The Daily Mail reported that the trees (not the ones pictured) were planted in the 1980s, and are now 50 feet tall. They run the length of the border between her house and the one next door. She said she had repeatedly asked her neighbours to trim the trees over the past 30 years, but they had refused, and that her retirement was being blighted by the problem.
Howell does have some rights, because in 2005 rules were introduced regarding the height of hedges and lines of trees. Evergreens planted like this, and more than 6 and a half feet tall, are subject to the rules.
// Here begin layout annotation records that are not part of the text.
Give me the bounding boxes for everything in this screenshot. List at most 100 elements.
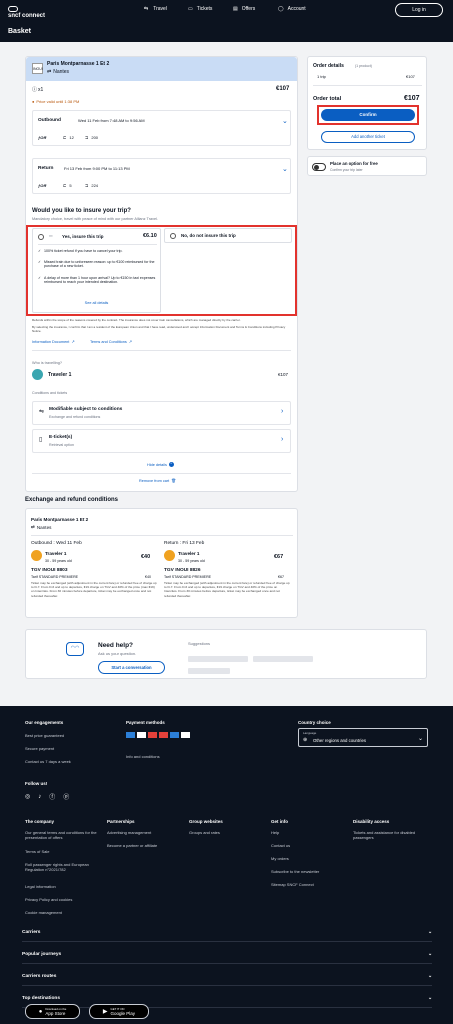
paypal-icon bbox=[181, 732, 190, 738]
confirm-button[interactable]: Confirm bbox=[321, 109, 415, 121]
exchange-tariff: Tarif STANDARD PREMIERE bbox=[31, 575, 79, 579]
exchange-return: Return : Fri 13 Feb Traveler 1 30 - 59 y… bbox=[164, 541, 292, 598]
eticket-row[interactable]: ▯ E-ticket(s) Retrieval option › bbox=[32, 429, 291, 453]
pinterest-icon[interactable]: ⓟ bbox=[63, 792, 69, 801]
tiktok-icon[interactable]: ♪ bbox=[38, 794, 41, 800]
company-link[interactable]: Legal information bbox=[25, 884, 56, 889]
instagram-icon[interactable]: ◎ bbox=[25, 793, 30, 800]
outbound-label: Outbound bbox=[38, 118, 61, 123]
round-trip-icon: ⇄ bbox=[31, 524, 35, 529]
insurance-yes-label: Yes, insure this trip bbox=[62, 234, 104, 239]
getinfo-link[interactable]: Subscribe to the newsletter bbox=[271, 869, 319, 874]
passenger-count: ⓘ x1 bbox=[32, 86, 44, 94]
information-document-link[interactable]: Information Document ↗ bbox=[32, 339, 75, 345]
avatar bbox=[164, 550, 175, 561]
accordion-top-destinations[interactable]: Top destinations ⌄ bbox=[22, 990, 432, 1008]
modifiable-label: Modifiable subject to conditions bbox=[49, 407, 123, 412]
see-all-details-link[interactable]: See all details bbox=[33, 301, 160, 305]
trip-destination: Nantes bbox=[53, 69, 70, 75]
return-seat: ⊐ 224 bbox=[85, 183, 99, 188]
trip-origin: Paris Montparnasse 1 Et 2 bbox=[47, 61, 110, 67]
getinfo-link[interactable]: Help bbox=[271, 830, 279, 835]
payment-logos bbox=[126, 732, 190, 738]
order-count: (1 product) bbox=[355, 64, 372, 68]
radio-yes[interactable] bbox=[38, 234, 44, 240]
country-select[interactable]: Language Other regions and countries ⊕ ⌄ bbox=[298, 728, 428, 747]
chevron-down-icon[interactable]: ⌄ bbox=[282, 165, 288, 173]
insurance-yes-option[interactable]: ━━ Yes, insure this trip €6.10 ✓ 100% tic… bbox=[32, 228, 161, 313]
nav-tickets[interactable]: ▭ Tickets bbox=[188, 6, 212, 12]
nav-travel[interactable]: ⇆ Travel bbox=[144, 6, 167, 12]
nav-account[interactable]: ◯ Account bbox=[278, 6, 306, 12]
add-another-ticket-button[interactable]: Add another ticket bbox=[321, 131, 415, 143]
conditions-title: Conditions and tickets bbox=[32, 391, 68, 395]
check-icon: ✓ bbox=[38, 276, 42, 280]
inoui-logo-icon: ƒOЯ bbox=[38, 183, 47, 188]
company-link[interactable]: Roll passenger rights and European Regul… bbox=[25, 862, 97, 872]
avatar bbox=[31, 550, 42, 561]
company-link[interactable]: Privacy Policy and cookies bbox=[25, 897, 72, 902]
getinfo-link[interactable]: My orders bbox=[271, 856, 289, 861]
exchange-destination: ⇄ Nantes bbox=[31, 524, 52, 530]
country-select-label: Language bbox=[303, 731, 317, 735]
exchange-tariff-price: €40 bbox=[145, 575, 151, 579]
tgv-inoui-logo-icon: INOUI bbox=[32, 63, 43, 74]
insurance-yes-price: €6.10 bbox=[143, 233, 157, 239]
chevron-right-icon[interactable]: › bbox=[281, 408, 283, 415]
chevron-down-icon: ⌄ bbox=[427, 974, 432, 979]
trash-icon: 🗑 bbox=[171, 479, 176, 483]
insurance-no-option[interactable]: No, do not insure this trip bbox=[164, 228, 292, 243]
hide-details-link[interactable]: Hide details ^ bbox=[147, 462, 174, 467]
terms-conditions-link[interactable]: Terms and Conditions ↗ bbox=[90, 339, 132, 345]
suggestion-placeholder bbox=[188, 668, 230, 674]
ticket-icon: ▯ bbox=[39, 437, 43, 443]
outbound-segment[interactable]: Outbound Wed 11 Feb from 7:48 AM to 9:56… bbox=[32, 110, 291, 146]
chevron-right-icon[interactable]: › bbox=[281, 436, 283, 443]
partnership-link[interactable]: Advertising management bbox=[107, 830, 151, 835]
accordion-popular-journeys[interactable]: Popular journeys ⌄ bbox=[22, 946, 432, 964]
chevron-down-icon: ⌄ bbox=[418, 736, 424, 742]
sncf-logo-icon bbox=[8, 6, 18, 12]
app-store-badge[interactable]: ● Download on the App Store bbox=[25, 1004, 80, 1019]
radio-no[interactable] bbox=[170, 233, 176, 239]
group-link[interactable]: Groups and rates bbox=[189, 830, 220, 835]
partnership-link[interactable]: Become a partner or affiliate bbox=[107, 843, 157, 848]
engagements-title: Our engagements bbox=[25, 720, 64, 725]
play-icon: ▶ bbox=[102, 1009, 108, 1015]
ticket-icon: ▭ bbox=[188, 6, 193, 12]
exchange-outbound: Outbound : Wed 11 Feb Traveler 1 30 - 59… bbox=[31, 541, 159, 598]
coach-icon: ⊏ bbox=[63, 135, 67, 140]
company-link[interactable]: Terms of Sale bbox=[25, 849, 49, 854]
google-play-badge[interactable]: ▶ GET IT ON Google Play bbox=[89, 1004, 149, 1019]
group-title: Group websites bbox=[189, 819, 223, 824]
chevron-down-icon[interactable]: ⌄ bbox=[282, 117, 288, 125]
company-link[interactable]: Our general terms and conditions for the… bbox=[25, 830, 97, 840]
exchange-traveller: Traveler 1 bbox=[45, 551, 67, 556]
company-link[interactable]: Cookie management bbox=[25, 910, 62, 915]
getinfo-link[interactable]: Contact us bbox=[271, 843, 290, 848]
getinfo-link[interactable]: Sitemap SNCF Connect bbox=[271, 882, 314, 887]
facebook-icon[interactable]: ⓕ bbox=[49, 792, 55, 801]
insurance-no-label: No, do not insure this trip bbox=[181, 233, 236, 238]
order-title: Order details bbox=[313, 63, 344, 69]
train-icon: ⇆ bbox=[144, 6, 149, 12]
external-link-icon: ↗ bbox=[71, 340, 75, 344]
modifiable-conditions-row[interactable]: ⇋ Modifiable subject to conditions Excha… bbox=[32, 401, 291, 425]
payment-info-link[interactable]: Info and conditions bbox=[126, 754, 160, 759]
brand-logo[interactable]: sncf connect bbox=[8, 13, 45, 19]
start-conversation-button[interactable]: Start a conversation bbox=[98, 661, 165, 674]
remove-from-cart-link[interactable]: Remove from cart 🗑 bbox=[139, 478, 176, 484]
login-button[interactable]: Log in bbox=[395, 3, 443, 17]
exchange-card: Paris Montparnasse 1 Et 2 ⇄ Nantes Outbou… bbox=[25, 508, 298, 618]
accordion-carriers[interactable]: Carriers ⌄ bbox=[22, 924, 432, 942]
return-segment[interactable]: Return Fri 13 Feb from 9:00 PM to 11:13 … bbox=[32, 158, 291, 194]
exchange-price: €67 bbox=[274, 554, 284, 560]
mastercard-icon bbox=[148, 732, 157, 738]
exchange-icon: ⇋ bbox=[39, 409, 45, 415]
eticket-label: E-ticket(s) bbox=[49, 435, 73, 440]
option-toggle[interactable] bbox=[312, 163, 326, 171]
accordion-carriers-routes[interactable]: Carriers routes ⌄ bbox=[22, 968, 432, 986]
nav-offers[interactable]: ▤ Offers bbox=[233, 6, 255, 12]
payment-title: Payment methods bbox=[126, 720, 165, 725]
disability-link[interactable]: Tickets and assistance for disabled pass… bbox=[353, 830, 427, 840]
However, Howell says she cannot afford to pursue her neighbours using this legislation, because the local authority charges £500 to inspect the hedge.
She's not alone
Howell is unlikely to be particularly comforted by the fact rows over trees are surprisingly common, and even when they end up in court, they can rumble on to become stressful and expensive.
Even celebrities are not immune from tree-related rows. In May last year we reported that Fiona Fullerton had been given permission to chop down two huge Cypress trees in the garden of her new house in Cheltenham. She explained that she was taking the step because the trees had become dangerous - and she was planting new ones that would be in keeping with the area, but the neighbours told the papers that they felt it was an act of vandalism.
Another expensive tree row took off in November 2012, when one man was fined £125,000 for chopping a neighbour's tree down. The tree was blocking the view from his new hot tub and sun deck, and while his neighbour was away on his honeymoon, the tree was mysteriously chopped down. The courts found him guilty, and he was ordered to pay the court £125,000 - to account for the increase in the value of his property from his illegal act.
But perhaps the most extreme example went to court in 2002, when a couple trimmed a hedge beside their property. It had been the subject of a long-running dispute, and the couple had received a court order stopping them from trimming it. So when they broke the court order, they were jailed for 28 days. They were in court again the following year, after having done it again, but the judge decided not to jail them a second time.